After establishing a fund called Batten Hope, Gina and Matt began reaching out to corporations and foundations as well as their social circles. Within fourteen months they’d met their goal, and to date they’ve raised more than $1.5 million. (Minassian marvels that one of the unexpected benefits of having set up shop in Dallas is that it’s an excellent place to raise money.) The Hanns eventually connected with Vigene Biosciences, a company that could build the viral doses sooner than Gray could. If everything goes according to plan, UT Southwestern’s clinical trial on CLN7, using the Vigene doses, will begin later this year.

There’s no guarantee, however, that Joseph will be among the six to ten patients who will each have a quadrillion viral particles (a couple teaspoons’ worth) injected into their spinal fluid in an attempt to stop or slow their brain’s degeneration. There’s a possibility that guidelines for the trial, as set down by the FDA and UT Southwestern, may determine that he is no longer healthy enough to participate.

For Minassian and Gray, it’s hard to see a patient like Joseph—one they’ve come to know well—potentially denied treatment. Gray has become personal friends with the Hanns. But there are good reasons for running a study like this one strictly by the book. “If we move in an irresponsible way and, God forbid, something disastrous happens in the context of a clinical trial, it doesn’t just affect that patient. It doesn’t just affect our one trial,” Gray says. “It affects the whole field of gene therapy.”

The Hanns are painfully aware that Joseph might get left out. They choose to see their now seven-year-old’s journey as one of hope, not despair. Many children with rare diseases go misdiagnosed for years—and yet, after Joseph’s first grand mal seizure, the Hanns just happened to end up in an ER with a doctor who just happened to have read a paper about Batten disease. They just happened to find Minassian at the moment he was setting up a gene therapy center, and Minassian just happened to recruit Gray, who just happened to have recently done research on the very disease that Joseph suffers from.

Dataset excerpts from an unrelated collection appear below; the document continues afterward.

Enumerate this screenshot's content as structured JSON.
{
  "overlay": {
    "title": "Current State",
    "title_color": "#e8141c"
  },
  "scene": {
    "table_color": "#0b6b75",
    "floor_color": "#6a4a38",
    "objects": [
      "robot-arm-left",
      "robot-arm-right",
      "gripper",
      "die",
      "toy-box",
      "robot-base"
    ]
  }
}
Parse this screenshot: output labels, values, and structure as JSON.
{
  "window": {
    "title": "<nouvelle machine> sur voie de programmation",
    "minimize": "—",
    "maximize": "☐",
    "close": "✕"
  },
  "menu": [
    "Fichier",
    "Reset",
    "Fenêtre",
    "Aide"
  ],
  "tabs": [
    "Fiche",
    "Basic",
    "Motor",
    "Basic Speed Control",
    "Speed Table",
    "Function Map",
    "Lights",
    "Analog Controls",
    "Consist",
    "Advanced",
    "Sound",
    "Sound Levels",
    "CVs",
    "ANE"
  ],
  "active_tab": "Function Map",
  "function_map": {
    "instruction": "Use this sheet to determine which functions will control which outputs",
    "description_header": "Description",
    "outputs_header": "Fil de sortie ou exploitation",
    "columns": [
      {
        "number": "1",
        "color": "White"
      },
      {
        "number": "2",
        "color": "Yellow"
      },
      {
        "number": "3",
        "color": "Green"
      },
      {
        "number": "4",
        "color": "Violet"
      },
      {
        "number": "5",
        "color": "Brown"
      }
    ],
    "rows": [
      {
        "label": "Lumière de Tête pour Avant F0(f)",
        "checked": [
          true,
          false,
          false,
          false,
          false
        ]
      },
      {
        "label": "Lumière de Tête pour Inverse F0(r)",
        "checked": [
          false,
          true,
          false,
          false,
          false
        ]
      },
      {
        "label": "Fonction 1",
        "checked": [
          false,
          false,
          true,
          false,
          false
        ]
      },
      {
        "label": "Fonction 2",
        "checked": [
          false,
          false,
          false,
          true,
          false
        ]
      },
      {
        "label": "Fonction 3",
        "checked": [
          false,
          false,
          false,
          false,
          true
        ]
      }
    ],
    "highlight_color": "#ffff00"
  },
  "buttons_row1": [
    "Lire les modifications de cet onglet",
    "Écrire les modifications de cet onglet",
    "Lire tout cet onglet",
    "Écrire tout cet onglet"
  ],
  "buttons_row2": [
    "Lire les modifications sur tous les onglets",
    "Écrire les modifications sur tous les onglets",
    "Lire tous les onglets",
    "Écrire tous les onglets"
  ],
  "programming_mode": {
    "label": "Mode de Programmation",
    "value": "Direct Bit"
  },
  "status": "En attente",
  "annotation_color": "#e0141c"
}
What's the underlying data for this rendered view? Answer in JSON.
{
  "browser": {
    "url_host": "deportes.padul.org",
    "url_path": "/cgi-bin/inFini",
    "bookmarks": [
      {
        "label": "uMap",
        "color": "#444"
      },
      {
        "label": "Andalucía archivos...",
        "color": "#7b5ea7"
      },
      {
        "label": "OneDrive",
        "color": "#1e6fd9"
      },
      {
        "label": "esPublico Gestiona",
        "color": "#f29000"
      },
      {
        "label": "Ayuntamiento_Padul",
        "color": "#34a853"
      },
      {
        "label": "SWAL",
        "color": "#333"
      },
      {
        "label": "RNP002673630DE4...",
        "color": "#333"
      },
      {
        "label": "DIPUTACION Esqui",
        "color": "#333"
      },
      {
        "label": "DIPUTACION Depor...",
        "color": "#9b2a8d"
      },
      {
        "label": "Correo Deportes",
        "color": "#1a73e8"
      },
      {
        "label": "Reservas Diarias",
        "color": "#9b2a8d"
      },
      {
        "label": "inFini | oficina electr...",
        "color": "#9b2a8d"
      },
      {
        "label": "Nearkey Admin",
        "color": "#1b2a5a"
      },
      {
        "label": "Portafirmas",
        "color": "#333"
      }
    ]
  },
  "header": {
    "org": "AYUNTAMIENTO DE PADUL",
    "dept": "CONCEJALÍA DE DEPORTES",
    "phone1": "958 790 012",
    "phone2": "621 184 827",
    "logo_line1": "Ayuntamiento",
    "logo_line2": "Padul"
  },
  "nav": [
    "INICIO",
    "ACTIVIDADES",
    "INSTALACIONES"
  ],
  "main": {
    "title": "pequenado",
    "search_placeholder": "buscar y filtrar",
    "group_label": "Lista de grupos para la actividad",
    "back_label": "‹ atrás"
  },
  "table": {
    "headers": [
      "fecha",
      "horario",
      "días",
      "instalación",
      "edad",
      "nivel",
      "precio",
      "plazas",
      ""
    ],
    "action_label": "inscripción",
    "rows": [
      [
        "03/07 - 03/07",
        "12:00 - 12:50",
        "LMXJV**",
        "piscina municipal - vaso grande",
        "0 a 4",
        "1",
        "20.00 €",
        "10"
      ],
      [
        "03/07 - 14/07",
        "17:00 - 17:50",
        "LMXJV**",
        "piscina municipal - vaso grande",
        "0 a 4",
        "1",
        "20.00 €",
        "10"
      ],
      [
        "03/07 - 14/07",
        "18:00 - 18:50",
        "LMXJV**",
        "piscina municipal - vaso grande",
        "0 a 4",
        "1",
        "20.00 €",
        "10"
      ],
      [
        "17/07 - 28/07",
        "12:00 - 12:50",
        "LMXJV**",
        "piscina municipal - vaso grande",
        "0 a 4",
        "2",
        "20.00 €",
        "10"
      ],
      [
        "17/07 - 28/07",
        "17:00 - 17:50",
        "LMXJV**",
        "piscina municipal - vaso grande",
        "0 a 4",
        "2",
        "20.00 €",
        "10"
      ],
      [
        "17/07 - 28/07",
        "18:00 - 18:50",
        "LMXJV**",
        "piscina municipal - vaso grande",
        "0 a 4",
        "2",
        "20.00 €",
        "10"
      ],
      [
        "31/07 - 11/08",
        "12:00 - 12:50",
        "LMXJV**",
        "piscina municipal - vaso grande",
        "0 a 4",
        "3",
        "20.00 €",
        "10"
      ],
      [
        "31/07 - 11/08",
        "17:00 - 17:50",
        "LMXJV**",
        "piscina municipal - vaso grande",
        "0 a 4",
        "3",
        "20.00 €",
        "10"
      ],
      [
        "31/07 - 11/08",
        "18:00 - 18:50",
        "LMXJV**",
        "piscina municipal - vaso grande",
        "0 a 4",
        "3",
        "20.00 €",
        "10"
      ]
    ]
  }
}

The Hanns pray for the good fortune to continue, Gina says. As we chat, Joseph sits a short distance away, parked close to the TV. He can’t see the cartoons, but he still loves to listen along. Periodically he honks the horn attached to his walker to playfully chase off his younger sister. He’s a happy boy. “I have all the faith in the world this is going to come out in our favor,” Gina says. She also knows that the CLN7 trial is happening because of Joseph, and even without him in it, it could save other children’s lives. “That’s a pretty awesome legacy.”